On peut comprendre l’élan qui pousse nos petits à tout toucher, tout découvrir, tout manipuler … et parfois tout abîmer. Pour autant, on n’est pas forcés d’accepter que nos biens soient détruits et on peut trouver des alternatives bienveillantes (et plus efficace!) à la réprimande, au « non, j’ai dit non !!!! »  à répétition, voire aux claques sur les mains qui peuvent encore être conseillées dans ces situations…

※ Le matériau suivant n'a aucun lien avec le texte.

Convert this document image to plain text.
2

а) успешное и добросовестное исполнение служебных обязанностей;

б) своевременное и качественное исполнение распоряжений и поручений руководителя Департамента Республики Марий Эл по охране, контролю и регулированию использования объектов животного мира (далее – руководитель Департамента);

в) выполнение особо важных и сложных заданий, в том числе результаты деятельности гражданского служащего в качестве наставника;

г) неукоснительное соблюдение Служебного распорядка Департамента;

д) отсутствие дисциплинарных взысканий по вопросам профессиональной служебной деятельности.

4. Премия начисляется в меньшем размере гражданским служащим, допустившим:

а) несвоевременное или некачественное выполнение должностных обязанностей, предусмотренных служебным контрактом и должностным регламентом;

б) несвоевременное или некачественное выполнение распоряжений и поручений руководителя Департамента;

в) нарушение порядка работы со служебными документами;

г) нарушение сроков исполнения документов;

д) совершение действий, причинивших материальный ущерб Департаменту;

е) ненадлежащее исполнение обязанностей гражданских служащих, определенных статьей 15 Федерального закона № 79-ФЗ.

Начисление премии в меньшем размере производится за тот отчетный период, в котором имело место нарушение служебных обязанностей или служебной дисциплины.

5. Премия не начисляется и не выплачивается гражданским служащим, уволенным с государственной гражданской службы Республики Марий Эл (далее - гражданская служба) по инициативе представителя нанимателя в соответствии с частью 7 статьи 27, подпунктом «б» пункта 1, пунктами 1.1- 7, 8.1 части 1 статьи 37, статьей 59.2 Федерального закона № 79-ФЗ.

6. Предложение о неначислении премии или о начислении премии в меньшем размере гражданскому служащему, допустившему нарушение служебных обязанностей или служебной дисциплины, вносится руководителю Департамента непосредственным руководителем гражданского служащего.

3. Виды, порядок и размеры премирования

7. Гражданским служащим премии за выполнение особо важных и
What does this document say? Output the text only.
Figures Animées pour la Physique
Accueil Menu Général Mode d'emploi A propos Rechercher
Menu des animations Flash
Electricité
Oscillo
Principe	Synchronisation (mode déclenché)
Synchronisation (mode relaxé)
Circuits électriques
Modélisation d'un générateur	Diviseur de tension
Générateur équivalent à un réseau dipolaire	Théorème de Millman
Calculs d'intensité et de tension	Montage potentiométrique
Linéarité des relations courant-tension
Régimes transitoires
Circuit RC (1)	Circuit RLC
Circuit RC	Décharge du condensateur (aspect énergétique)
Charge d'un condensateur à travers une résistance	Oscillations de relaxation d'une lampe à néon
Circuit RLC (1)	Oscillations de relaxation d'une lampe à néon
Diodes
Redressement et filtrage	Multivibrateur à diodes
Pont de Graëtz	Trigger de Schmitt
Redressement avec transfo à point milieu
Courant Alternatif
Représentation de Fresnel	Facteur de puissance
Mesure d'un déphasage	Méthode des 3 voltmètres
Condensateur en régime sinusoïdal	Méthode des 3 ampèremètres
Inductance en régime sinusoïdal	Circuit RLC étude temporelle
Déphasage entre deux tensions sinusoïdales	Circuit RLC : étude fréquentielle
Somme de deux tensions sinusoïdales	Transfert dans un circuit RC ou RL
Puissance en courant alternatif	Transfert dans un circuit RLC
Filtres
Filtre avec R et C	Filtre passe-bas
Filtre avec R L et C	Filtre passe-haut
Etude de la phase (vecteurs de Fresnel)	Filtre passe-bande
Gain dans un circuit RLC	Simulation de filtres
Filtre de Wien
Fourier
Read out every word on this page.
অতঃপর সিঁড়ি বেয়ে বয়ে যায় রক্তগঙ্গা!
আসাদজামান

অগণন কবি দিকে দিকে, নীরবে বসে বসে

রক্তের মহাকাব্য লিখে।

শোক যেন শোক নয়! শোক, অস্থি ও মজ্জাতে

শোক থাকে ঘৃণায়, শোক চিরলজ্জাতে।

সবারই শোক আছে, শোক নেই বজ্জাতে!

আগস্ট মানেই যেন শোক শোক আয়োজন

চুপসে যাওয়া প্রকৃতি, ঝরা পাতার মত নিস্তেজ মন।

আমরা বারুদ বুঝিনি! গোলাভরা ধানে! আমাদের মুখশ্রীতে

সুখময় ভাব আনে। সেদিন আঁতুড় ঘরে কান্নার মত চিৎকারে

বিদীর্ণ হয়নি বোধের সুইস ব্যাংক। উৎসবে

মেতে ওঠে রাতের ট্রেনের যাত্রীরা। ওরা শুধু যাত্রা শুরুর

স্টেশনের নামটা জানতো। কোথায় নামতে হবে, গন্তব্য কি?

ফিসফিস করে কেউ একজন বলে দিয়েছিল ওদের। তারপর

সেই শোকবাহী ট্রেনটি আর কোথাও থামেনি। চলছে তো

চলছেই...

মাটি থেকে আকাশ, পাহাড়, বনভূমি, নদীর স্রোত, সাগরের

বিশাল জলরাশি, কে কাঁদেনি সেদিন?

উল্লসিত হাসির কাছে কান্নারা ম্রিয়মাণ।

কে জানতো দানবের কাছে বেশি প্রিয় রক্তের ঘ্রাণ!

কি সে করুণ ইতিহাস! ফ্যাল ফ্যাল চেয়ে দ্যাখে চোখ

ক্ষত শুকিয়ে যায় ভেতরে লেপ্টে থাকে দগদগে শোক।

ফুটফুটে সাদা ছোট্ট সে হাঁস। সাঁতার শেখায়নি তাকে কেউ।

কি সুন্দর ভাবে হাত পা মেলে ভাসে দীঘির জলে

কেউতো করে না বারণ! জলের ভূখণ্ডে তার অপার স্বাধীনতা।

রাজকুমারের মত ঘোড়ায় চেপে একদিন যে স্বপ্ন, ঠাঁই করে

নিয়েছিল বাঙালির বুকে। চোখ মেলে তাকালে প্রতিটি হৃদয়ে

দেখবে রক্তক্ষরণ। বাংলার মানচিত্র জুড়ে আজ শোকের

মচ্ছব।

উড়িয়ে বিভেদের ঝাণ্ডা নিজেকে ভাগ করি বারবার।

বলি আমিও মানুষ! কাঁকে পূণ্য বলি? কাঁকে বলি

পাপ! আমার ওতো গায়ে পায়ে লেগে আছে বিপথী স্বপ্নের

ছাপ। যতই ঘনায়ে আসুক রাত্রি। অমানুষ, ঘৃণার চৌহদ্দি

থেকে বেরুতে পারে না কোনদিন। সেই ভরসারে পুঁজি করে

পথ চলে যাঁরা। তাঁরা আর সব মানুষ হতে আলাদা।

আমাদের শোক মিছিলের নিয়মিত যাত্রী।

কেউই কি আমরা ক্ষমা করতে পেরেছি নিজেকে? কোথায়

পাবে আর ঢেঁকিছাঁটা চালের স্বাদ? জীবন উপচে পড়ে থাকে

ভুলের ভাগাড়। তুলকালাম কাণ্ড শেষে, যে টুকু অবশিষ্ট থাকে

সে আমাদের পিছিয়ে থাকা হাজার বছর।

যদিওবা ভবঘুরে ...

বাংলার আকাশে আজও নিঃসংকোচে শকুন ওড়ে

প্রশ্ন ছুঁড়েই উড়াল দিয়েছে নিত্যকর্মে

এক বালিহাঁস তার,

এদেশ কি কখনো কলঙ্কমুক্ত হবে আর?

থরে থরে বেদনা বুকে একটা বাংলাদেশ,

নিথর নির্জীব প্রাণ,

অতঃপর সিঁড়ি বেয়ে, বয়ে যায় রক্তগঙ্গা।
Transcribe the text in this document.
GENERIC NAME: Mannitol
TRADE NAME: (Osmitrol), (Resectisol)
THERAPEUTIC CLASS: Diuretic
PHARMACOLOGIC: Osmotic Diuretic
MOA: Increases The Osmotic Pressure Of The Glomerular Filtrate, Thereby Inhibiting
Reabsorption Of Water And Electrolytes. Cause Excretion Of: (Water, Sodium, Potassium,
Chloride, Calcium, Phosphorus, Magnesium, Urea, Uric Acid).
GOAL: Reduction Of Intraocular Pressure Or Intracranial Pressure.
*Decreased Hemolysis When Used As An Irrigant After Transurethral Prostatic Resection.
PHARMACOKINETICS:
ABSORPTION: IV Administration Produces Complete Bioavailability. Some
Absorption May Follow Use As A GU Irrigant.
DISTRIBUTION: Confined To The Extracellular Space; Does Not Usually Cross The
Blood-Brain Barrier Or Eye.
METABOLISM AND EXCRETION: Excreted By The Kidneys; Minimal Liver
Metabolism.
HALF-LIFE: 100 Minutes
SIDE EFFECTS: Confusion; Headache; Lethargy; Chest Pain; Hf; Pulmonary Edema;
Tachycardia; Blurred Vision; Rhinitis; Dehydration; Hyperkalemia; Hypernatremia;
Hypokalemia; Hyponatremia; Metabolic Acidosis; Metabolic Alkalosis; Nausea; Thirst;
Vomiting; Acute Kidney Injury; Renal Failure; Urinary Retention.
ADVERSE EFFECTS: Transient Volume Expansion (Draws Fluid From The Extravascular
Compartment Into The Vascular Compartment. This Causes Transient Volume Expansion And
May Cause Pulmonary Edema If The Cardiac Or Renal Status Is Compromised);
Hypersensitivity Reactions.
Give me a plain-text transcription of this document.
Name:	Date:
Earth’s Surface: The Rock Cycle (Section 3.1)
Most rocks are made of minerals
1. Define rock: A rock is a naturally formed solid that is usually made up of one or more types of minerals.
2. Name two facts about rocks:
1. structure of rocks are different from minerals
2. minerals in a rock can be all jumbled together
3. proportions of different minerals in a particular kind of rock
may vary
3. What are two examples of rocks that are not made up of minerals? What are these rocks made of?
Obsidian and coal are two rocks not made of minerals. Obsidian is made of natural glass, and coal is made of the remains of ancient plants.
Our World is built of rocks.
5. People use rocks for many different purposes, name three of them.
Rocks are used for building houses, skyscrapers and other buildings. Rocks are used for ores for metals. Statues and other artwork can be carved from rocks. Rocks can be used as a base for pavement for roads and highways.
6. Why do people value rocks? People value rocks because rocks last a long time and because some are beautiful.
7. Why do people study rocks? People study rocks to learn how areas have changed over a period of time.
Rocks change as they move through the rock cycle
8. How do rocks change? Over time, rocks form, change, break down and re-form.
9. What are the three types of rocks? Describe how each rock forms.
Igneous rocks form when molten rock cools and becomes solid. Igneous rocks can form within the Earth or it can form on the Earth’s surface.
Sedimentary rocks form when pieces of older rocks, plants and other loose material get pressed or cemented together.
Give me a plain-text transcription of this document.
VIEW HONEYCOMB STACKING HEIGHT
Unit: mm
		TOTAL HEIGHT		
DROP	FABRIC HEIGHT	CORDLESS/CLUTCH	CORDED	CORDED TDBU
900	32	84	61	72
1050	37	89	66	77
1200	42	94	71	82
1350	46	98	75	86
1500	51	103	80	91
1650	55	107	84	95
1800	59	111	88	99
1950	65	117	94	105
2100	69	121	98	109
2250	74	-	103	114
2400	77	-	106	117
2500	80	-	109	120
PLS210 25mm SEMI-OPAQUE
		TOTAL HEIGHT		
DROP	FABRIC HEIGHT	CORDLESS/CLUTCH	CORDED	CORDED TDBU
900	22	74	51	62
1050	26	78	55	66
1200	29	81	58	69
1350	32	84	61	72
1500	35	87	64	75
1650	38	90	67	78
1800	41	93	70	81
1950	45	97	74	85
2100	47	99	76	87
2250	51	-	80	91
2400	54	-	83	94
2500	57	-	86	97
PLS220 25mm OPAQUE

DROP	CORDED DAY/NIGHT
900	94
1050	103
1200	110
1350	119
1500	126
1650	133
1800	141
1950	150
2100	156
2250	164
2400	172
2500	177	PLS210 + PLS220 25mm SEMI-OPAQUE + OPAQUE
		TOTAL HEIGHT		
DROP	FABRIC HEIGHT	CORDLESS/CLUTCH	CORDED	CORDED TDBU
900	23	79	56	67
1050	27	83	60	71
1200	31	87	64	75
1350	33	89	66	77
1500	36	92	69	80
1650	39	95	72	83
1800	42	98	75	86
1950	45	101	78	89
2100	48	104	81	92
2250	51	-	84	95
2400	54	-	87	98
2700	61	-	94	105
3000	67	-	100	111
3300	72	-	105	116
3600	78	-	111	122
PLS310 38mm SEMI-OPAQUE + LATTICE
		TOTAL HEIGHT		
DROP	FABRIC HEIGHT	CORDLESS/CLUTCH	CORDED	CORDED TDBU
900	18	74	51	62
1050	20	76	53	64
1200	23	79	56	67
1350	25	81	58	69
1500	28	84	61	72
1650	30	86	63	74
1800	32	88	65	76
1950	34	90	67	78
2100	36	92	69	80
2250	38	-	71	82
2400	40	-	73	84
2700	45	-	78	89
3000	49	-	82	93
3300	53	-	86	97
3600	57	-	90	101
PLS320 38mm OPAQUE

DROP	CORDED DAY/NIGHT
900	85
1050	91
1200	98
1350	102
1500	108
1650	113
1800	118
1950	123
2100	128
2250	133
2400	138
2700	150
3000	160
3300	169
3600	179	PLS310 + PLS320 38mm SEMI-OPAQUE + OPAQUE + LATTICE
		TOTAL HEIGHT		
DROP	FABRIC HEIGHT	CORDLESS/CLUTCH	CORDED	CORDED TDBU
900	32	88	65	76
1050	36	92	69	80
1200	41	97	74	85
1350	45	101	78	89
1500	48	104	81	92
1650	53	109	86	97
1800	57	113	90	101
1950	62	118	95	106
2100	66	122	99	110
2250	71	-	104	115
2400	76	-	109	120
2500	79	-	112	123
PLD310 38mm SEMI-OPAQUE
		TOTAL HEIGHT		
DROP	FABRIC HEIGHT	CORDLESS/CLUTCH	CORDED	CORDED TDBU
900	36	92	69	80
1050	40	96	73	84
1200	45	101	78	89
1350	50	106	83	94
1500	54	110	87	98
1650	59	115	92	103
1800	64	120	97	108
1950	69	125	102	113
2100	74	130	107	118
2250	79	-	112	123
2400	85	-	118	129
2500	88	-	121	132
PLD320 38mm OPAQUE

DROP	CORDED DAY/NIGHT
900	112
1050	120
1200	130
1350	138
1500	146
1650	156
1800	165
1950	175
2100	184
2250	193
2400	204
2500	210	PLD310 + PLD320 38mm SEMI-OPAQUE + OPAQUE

En gardant toujours en tête qu’il faudra plusieurs tentatives et beaucoup de patience avant que nos bébés grandissent suffisamment pour garder tout ça en tête ! Ces conseils sont effet orientés vers les parents de « bébés », c’est-à-dire à partir du moment où ils commencent à se déplacer seuls un peu partout (entre 8 mois et un an), jusqu’à environ 2 ans, mais certaines pistes restent valable longtemps !

 

1/ Préférer « STOP » à « NON! »

En préambule, pour ma part j’ai adapté mon environnement à Bébé Carrousel de sorte à limiter le plus possible les occasions de lui dire non. Par exemple, j’ai remisé mes vases Ming au coffre fort et j’ai mis mes Louboutins en lieu sur.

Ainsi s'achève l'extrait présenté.